Lire aussi :  Contrôle technique automobile à Provins 77 : Sécurité sur la route

Un expert automobile, Bernard Jullien, résume l’approche, Stellantis veut taper plus bas en matière de prix. Cette phrase dit beaucoup. Le groupe assume que le segment est devenu trop cher, et qu’il y a une place pour une voiture plus accessible, surtout pour les ménages modestes ou pour les foyers qui cherchent une seconde voiture. C’est aussi une manière de récupérer des clients partis vers l’occasion ou vers des alternatives plus radicales.

La comparaison avec la Citroën Ami est inévitable, même si ce n’est pas la même catégorie. L’Ami, lancée en 2020, incarne une mobilité ultra-minimaliste, mais ce n’est pas une voiture au sens classique, c’est un quadricycle. L’e-car de Stellantis serait, elle, une vraie voiture homologuée, avec permis, utilisable plus largement. La nuance est majeure, mais elle implique aussi des coûts supérieurs, donc une pression plus forte pour rester sous 15.000 euros.

Si tu veux une critique, la voilà, la bataille du prix ne se gagne pas seulement avec une annonce. Renault a déjà l’avantage de la perception, une marque qui a remis des icônes sur la route et qui occupe l’espace médiatique. Stellantis devra montrer du concret, un concept-car, une fiche technique, un ordre d’idée d’autonomie, et surtout une cohérence de gamme. Sinon, l’annonce peut rester un effet d’attente jusqu’en 2028, avec le risque de lasser.

Technologies européennes ou chinoises, Stellantis face à la concurrence low-cost

Pour réussir une électrique sous 15.000 euros, Stellantis parle de technologies électriques de pointe développées avec des partenaires sélectionnés. Dans les informations disponibles, une option est mise sur la table, des organes techniques qui pourraient être européens, voire chinois. Le sujet est sensible, parce qu’il touche à la fois au coût, à l’image, et à la dépendance industrielle, trois thèmes qui pèsent lourd dans l’automobile en 2026.

Le groupe est aussi confronté à la montée en puissance des constructeurs chinois à bas coût, capables d’arriver avec des prix agressifs. Stellantis répond en voulant produire en Europe, mais en s’autorisant des solutions technologiques globalisées si nécessaire. C’est une ligne de crête. Trop d’éléments importés, et le discours made in Europe perd en force. Pas assez d’optimisation, et le prix final remonte au-dessus de la promesse.

Dans ce contexte, Stellantis détient 21 % de Leapmotor, une marque chinoise, et plusieurs observateurs estiment que cette relation pourrait peser dans la stratégie technologique des futures petites électriques. Le groupe ne détaille pas ce point dans son annonce sur les e-cars, mais l’enjeu est logique, accéder à des briques techniques compétitives peut accélérer le projet.
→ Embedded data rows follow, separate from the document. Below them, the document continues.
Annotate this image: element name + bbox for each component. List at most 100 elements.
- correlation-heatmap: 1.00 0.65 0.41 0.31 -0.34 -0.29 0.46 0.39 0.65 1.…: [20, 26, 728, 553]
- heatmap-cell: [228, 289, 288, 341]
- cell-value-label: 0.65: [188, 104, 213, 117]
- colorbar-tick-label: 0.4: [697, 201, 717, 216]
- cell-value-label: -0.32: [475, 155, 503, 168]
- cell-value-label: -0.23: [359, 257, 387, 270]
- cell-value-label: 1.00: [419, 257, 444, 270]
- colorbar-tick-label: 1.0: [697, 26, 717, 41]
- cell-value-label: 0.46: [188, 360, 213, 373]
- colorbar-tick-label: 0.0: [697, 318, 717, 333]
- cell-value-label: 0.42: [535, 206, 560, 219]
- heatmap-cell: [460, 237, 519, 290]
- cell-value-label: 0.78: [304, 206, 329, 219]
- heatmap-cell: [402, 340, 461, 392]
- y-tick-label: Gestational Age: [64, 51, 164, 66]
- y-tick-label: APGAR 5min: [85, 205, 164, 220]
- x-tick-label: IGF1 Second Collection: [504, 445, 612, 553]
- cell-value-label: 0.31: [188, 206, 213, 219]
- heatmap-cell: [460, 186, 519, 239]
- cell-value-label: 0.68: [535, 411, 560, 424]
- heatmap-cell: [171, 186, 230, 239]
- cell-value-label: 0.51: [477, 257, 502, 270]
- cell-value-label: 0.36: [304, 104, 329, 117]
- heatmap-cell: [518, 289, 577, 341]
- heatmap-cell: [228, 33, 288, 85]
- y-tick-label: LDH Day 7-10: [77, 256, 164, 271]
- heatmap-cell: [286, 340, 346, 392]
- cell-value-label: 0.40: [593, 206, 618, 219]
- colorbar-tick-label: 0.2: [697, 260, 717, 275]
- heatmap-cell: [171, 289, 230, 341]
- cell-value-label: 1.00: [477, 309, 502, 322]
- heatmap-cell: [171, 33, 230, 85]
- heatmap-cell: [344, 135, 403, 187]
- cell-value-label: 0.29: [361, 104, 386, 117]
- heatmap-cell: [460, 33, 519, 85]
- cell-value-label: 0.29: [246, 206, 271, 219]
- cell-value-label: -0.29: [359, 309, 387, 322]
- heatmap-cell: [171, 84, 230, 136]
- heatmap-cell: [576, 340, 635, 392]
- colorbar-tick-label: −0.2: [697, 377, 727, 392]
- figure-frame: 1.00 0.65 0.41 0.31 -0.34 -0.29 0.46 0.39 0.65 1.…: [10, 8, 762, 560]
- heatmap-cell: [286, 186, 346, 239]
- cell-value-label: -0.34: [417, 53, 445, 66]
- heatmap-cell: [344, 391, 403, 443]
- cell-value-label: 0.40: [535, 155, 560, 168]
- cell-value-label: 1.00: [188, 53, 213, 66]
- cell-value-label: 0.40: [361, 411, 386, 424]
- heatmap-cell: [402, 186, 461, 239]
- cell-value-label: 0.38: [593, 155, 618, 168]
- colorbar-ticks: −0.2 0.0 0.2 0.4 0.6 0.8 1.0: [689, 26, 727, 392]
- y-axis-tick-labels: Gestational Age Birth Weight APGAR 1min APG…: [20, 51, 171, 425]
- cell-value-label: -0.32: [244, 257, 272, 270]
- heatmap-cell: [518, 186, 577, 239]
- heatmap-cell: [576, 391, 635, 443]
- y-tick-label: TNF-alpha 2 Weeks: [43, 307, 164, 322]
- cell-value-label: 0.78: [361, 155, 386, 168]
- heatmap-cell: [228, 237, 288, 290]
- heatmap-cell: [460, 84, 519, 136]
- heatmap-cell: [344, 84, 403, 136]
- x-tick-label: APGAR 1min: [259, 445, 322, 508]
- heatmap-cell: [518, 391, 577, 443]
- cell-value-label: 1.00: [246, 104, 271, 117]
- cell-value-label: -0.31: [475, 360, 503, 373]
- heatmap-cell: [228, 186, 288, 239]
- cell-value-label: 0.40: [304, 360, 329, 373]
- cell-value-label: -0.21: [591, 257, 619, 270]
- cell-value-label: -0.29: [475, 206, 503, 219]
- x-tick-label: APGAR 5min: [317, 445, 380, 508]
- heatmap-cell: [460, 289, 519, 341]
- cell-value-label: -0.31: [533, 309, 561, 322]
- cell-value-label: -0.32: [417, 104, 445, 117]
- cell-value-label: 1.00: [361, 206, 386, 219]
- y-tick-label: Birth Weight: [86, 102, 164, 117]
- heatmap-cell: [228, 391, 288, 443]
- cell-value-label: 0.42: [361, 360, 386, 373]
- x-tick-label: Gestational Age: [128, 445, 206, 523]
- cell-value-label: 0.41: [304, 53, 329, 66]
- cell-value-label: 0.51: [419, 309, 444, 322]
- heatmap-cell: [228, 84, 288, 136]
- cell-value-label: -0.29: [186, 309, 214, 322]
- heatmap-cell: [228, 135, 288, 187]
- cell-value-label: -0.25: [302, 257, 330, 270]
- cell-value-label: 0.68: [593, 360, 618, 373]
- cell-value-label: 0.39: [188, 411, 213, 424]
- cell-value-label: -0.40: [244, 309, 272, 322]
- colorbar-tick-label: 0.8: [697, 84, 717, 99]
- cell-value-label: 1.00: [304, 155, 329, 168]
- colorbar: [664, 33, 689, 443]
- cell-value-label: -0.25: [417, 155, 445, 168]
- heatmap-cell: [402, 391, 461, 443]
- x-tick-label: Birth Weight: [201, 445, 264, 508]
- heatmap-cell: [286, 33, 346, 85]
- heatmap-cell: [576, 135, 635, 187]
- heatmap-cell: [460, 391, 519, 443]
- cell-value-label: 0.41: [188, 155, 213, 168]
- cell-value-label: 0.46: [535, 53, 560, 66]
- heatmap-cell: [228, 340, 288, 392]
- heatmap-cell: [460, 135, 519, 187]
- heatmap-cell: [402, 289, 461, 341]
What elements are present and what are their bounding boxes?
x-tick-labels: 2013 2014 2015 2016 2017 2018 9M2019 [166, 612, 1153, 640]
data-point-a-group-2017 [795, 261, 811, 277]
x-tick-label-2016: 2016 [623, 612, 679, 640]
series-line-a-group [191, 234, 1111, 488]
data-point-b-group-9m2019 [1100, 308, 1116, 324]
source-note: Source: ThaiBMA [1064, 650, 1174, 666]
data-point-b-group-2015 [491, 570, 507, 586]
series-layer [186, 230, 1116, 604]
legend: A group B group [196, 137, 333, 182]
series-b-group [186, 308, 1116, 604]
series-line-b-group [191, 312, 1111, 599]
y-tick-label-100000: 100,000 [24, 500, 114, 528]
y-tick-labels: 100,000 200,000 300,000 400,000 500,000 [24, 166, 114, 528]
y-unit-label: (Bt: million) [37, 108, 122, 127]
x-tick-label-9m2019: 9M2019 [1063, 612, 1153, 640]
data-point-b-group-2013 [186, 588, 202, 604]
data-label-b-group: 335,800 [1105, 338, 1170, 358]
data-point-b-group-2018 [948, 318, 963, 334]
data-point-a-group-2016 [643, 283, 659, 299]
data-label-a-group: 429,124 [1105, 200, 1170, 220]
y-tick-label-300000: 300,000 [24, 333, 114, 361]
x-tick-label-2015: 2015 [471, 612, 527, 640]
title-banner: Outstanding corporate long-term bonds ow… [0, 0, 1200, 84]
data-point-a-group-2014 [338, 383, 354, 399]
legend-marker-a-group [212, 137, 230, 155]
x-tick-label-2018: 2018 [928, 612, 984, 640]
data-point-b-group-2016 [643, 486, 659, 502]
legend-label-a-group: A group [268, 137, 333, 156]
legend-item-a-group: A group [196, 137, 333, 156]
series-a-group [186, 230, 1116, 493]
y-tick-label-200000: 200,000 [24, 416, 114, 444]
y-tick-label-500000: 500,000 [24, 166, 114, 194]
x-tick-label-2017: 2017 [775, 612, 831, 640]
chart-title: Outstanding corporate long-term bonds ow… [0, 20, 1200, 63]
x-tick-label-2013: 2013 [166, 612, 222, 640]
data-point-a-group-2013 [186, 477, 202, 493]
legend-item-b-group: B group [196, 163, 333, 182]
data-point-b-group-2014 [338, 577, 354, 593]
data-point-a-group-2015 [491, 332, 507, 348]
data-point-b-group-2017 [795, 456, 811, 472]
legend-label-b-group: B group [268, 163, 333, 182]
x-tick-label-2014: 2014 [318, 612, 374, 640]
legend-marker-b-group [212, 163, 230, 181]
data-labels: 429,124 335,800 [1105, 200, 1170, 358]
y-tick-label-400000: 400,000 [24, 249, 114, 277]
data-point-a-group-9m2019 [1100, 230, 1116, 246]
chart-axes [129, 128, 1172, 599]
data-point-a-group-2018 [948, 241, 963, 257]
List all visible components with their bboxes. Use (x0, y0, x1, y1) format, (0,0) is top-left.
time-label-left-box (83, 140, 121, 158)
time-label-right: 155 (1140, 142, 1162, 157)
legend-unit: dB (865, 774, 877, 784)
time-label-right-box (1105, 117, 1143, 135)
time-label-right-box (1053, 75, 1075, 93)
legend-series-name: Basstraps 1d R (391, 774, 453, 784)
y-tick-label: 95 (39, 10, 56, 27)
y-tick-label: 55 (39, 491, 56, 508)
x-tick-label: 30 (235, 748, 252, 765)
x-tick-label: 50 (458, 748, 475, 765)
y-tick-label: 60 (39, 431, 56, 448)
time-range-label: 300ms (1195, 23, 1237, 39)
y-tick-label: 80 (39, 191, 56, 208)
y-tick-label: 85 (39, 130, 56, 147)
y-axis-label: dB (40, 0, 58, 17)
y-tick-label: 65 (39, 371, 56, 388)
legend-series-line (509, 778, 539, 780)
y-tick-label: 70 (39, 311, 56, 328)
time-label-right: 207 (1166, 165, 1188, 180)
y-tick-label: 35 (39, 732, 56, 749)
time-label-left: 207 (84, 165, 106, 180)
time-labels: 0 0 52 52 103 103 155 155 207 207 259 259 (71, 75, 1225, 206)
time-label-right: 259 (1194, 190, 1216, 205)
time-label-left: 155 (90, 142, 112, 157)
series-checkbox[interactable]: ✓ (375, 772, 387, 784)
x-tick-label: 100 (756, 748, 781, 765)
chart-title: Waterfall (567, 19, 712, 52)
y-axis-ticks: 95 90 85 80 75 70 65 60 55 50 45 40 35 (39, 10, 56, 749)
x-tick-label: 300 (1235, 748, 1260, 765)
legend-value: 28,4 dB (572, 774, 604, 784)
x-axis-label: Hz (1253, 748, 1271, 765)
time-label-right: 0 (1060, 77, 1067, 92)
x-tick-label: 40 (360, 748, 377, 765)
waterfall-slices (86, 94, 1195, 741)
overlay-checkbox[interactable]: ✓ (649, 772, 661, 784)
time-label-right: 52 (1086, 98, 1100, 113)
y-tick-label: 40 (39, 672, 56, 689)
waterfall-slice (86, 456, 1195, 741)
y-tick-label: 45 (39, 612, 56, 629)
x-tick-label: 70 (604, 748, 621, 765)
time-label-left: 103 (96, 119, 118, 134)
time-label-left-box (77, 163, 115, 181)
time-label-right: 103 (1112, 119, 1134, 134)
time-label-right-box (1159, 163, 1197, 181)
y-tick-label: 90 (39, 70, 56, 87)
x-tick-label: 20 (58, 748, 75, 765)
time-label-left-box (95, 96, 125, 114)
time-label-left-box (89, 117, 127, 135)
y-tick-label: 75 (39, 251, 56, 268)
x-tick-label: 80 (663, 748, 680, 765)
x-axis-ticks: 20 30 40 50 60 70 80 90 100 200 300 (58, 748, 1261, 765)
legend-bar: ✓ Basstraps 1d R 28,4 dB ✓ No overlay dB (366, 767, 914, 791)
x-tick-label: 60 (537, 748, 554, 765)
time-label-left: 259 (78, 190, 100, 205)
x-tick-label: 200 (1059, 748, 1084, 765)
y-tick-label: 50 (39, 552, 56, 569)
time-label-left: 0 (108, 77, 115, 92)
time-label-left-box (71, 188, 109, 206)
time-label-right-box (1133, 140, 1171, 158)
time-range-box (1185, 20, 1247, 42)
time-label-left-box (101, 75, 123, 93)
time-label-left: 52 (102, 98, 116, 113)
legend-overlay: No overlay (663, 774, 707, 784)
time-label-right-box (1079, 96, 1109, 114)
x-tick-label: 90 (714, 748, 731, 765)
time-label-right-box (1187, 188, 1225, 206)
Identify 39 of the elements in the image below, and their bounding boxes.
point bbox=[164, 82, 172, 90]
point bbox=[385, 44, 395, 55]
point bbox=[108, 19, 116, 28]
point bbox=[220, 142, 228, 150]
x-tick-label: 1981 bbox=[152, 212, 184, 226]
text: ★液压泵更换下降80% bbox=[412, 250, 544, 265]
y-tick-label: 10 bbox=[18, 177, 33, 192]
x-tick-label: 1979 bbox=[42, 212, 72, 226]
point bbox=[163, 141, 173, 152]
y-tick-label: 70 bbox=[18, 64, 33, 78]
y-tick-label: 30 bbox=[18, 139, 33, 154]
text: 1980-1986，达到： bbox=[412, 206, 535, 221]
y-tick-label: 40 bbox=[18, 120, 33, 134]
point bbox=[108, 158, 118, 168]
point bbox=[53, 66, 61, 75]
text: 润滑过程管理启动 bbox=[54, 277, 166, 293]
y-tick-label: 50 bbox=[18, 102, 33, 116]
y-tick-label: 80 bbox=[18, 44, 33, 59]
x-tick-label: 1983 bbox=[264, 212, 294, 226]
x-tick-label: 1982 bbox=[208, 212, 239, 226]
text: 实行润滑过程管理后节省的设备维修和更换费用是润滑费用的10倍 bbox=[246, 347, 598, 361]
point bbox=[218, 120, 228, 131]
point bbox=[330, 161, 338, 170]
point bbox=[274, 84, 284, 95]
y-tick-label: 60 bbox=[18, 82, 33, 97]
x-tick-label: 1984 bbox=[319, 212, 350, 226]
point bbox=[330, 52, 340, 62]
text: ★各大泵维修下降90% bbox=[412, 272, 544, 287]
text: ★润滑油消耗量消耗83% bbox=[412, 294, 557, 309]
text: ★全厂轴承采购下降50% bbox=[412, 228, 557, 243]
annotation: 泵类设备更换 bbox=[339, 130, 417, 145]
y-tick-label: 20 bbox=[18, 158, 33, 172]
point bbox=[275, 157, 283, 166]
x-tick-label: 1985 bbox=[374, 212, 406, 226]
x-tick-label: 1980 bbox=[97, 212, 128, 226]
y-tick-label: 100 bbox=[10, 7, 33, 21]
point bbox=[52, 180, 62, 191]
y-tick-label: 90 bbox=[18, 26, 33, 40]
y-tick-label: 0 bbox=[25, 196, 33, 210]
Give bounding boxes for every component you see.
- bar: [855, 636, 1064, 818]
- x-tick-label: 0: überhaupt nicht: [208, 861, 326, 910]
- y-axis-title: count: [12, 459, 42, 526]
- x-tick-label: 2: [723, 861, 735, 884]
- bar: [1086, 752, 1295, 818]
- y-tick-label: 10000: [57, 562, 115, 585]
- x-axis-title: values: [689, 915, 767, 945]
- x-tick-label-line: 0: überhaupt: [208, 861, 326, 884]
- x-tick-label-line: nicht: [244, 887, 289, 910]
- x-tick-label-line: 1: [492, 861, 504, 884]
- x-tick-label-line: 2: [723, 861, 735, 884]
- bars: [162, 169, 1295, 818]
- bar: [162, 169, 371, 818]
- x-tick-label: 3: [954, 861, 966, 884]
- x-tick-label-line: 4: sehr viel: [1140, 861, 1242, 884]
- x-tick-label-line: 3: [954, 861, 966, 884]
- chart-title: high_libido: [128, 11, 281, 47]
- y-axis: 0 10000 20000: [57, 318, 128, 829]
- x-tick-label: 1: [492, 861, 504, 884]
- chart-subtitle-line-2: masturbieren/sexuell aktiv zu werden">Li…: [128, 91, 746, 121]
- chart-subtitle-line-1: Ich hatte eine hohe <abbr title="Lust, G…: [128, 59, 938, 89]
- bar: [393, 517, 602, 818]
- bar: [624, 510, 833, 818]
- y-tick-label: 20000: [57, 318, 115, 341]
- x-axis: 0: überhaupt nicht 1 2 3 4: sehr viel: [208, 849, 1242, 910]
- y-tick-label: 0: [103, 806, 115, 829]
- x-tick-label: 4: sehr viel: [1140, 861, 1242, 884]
Là encore, tout dépendra de ce qui est intégré et de la manière dont c’est présenté.

Marc L. insiste sur une conséquence concrète, si Stellantis tient le prix, ça peut forcer tout le marché à revoir ses offres d’entrée de gamme. Ce n’est pas seulement une guerre de modèles, c’est une guerre de structure de coûts. Une citadine électrique abordable peut déplacer des volumes, pousser les concurrents à simplifier leurs gammes, et relancer le débat sur les aides publiques. À l’inverse, si la promesse se révèle trop dépendante des subventions, la dynamique peut se retourner très vite.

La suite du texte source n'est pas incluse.